Nahúm Palacios Arteaga, 36, the news director for television channel Canal 5 in Aguán and host of a news programme on Radio Tocoa, was shot dead on Sunday 14 March in Tocoa, Colón, in northern Honduras, local media reported. Another person travelling in the car with him was severely wounded, and a cameraman riding in the back was grazed by a bullet, Honduran daily newspaper El Tiempo reported. According to the Associated Press the car was riddled with 42 bullet holes.
In a statement sent to the International Press Institute (IPI), President of the Inter American Press Association (IAPA), Alejandro Aguirre, (also editor of Spanish-language newspaper Diario Las Américas – based in Miami, Florida) said: “There can be no doubt that we face one of the most tragic moments in the history of the Latin American press.”
Robert Rivard, chairman of the IAPA Committee on Freedom of the Press and Information, added: “There is tremendous frustration with the high level of violence, among all the human rights and press freedom defense organisations.”

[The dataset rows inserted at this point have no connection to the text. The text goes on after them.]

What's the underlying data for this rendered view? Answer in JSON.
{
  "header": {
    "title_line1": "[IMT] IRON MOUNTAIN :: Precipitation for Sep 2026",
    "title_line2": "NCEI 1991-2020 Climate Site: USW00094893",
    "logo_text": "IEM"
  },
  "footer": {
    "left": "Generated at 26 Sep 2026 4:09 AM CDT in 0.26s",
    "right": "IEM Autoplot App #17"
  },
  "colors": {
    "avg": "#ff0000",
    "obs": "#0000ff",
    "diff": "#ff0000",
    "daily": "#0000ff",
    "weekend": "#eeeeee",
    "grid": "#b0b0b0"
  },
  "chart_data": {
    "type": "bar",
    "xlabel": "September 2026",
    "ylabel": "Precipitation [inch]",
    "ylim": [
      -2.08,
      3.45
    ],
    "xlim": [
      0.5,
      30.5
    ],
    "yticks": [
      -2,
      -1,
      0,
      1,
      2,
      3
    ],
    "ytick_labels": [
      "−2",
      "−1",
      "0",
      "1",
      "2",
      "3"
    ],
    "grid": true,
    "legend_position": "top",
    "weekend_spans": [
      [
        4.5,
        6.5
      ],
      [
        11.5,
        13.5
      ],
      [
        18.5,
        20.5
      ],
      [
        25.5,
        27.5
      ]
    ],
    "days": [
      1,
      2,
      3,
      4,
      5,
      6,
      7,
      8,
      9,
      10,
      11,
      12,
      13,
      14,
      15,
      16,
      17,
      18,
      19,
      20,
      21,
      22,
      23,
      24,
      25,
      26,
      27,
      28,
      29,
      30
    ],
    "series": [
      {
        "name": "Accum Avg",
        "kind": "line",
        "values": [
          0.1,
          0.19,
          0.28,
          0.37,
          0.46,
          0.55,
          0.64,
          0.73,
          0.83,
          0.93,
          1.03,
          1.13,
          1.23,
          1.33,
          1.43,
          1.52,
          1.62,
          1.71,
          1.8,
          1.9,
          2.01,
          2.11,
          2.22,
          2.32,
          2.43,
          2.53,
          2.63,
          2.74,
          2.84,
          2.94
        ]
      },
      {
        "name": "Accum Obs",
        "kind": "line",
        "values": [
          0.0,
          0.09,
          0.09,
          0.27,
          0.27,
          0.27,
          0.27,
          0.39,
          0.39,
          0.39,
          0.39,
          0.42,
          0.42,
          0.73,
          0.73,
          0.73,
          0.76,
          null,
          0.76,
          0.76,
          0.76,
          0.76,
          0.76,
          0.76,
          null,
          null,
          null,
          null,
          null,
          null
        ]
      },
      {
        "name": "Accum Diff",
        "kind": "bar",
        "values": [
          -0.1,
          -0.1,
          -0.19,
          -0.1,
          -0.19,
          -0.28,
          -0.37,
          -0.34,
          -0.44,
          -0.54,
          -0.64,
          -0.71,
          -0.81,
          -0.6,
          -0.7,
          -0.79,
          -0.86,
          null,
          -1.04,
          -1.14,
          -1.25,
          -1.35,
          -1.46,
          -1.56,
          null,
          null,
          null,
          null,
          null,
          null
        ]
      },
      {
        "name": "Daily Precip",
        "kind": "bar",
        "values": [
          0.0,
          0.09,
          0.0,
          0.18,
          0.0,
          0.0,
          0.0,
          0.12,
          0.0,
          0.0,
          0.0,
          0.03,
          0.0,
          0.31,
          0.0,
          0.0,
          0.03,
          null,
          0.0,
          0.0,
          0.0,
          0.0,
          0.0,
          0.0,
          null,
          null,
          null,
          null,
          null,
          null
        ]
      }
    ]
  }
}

According to the Honduran daily newspaper, El Heraldo, Palacios was killed instantly but his body was found dead in the street, whilst his two killers fled the scene. IAPA reported that Palacios had received death threats in the weeks leading up to his death.
“The International Press Institute is saddened by the murder of Nahúm Palacios Arteaga and sends its condolences to his family and colleagues,” said IPI Press Freedom Manager Anthony Mills. “He is the third journalist to be killed in the country in March alone and IPI is gravely concerned at the rising tide of deadly violence against journalists in Honduras. Journalists should be able to work free from the fear of assault or death. We urge the Honduran government to immediately investigate the murders, and prosecute those responsible.”
Palacios is the third journalist to be killed in Honduras this year. David Meza Montesinos, a reporter at radio station El Patio for more than 30 years, was shot and killed on 11 March while driving home in the northern Honduran coastal city of La Ceiba. Joseph Hernández Ochoa, 24, a journalism student at the University of Honduras and a former entertainment presenter on Canal 51 TV station, died while travelling with fellow journalist Karol Cabrera when their car was fired on 36 times by men in another vehicle on Monday, 1 March.
The Central American country has seen a steep increase in violence since the coup d’état in June 2009. According to IPI’s Death Watch figures, it is the second most dangerous place in the world for journalists so far this year, behind Mexico.